Il y avait un manque frustrant d’objets dans la rue pour pouvoir briser les vitres du fourgon ; sur le côté d’un bâtiment, j’ai tiré sur quelque chose mais ça ne voulait pas se détacher. Des fils électriques attachés, une sorte de lumière, laisse-ça ! Les mains qui frappent encore la vitre, des coups de pied, pas assez de monde ! Des projectiles sont jetés, nous avons besoin de plus de gens, mais merde pourquoi la putain de vitre ne se brise pas ! Je prends mes distances pendant une minute, je veux une bonne brique bien dure. Il n’y a rien autour. Je vois une femme sangloter sur le trottoir, sangloter de manière incontrôlée, impuissante. Il fallait que je la sorte de la foule, elle serait piétinée. Je me souviens d’avoir été dans un état similaire une fois dans le métro et je me rappelle qu’à ce moment là je me sentais à des millions de kilomètres de chez moi. J’ai réussi à la remettre debout, puis d’autres personnes qui étaient avec elle ont pris le relais et l’ont emmenée sur l’un des côtés de la rue bondée, loin de la zone de combat.

J’étais maintenant à l’arrière de la foule et je ne pouvais pas revenir près du fourgon. Je me suis frayé·e un chemin à travers la foule. La police montée avait déjà chargé et la police avait maintenant un certain contrôle de la situation et faisait sortir les gens de Trafalgar Square par le bas de la place, au niveau du Strand, en disant à tout le monde "Rentrez chez vous, rentrez chez vous." Un jeune garçon noir, âgé de douze ou treize ans, leur a répondu en criant : "On n’a pas de maison où aller mec !" Moi non plus, je ne voulais pas rentrer chez moi. J’ai réussi à descendre une rue latérale et à revenir sur l’avenue Northumberland.

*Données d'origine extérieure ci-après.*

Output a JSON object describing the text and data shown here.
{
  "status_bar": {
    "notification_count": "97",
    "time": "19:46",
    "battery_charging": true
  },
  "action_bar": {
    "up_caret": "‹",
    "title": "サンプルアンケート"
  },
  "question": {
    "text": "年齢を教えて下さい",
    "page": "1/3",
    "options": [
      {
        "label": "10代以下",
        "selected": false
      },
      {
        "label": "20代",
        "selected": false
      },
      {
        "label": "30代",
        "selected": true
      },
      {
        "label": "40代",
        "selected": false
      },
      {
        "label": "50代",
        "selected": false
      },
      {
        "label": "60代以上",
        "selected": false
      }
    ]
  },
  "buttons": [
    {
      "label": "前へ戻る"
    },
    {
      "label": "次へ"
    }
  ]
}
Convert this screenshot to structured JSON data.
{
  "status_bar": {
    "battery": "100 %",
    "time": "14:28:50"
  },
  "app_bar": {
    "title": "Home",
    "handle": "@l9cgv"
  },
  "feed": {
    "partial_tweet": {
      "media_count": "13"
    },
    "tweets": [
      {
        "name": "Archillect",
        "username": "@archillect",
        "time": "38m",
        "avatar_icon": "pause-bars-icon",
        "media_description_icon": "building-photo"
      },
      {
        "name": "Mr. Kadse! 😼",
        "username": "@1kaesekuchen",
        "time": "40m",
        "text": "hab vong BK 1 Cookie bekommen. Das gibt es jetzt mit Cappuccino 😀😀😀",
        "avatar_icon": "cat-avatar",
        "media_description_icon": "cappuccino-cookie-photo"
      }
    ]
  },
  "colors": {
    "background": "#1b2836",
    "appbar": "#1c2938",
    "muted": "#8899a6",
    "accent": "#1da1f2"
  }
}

J’étais de nouveau à l’arrière de la foule, une foule bourdonnante de sa propre énergie. De temps à autre, des rafales d’électricité se déclenchaient quand les policiers anti-émeute chargaient à l’avant, et que toute la foule battait en retraite dans un moment de panique avant de se recomposer un peu plus loin. J’étais terrifié·e à l’idée d’être piétiné·e et je me suis dirigé·e vers le côté de la rue où l’écrasement était moins intense lorsque les mouvements de panique ont éclaté.

Ensuite, je me suis retrouvé·e contre un mur et les flics anti-émeute nous ont foncé dessus. Je ne pouvais aller nulle part et j’étais terrifié·e quand ils sont arrivés à quelques mètres de moi, matraques levées, avec un regard frénétique et fou sur leurs visages. Un instant plus tard, ils étaient partis, comme disparus de ma vue alors que la foule se tenait debout et avançait à nouveau. C’était la première fois que je voyais des flics anti-émeute en action et j’ai réalisé à quel point j’étais effrayé·e. Aucune question n’est posée avant que la matraque ne s’abatte sur la tête. J’ai commencé à chercher des projectiles pour les donner à celles et ceux qui étaient plus grand·e·s que moi, celles et ceux qui pouvaient voir où ils et elles visaient et qui étaient de meilleurs lanceur·euse·s.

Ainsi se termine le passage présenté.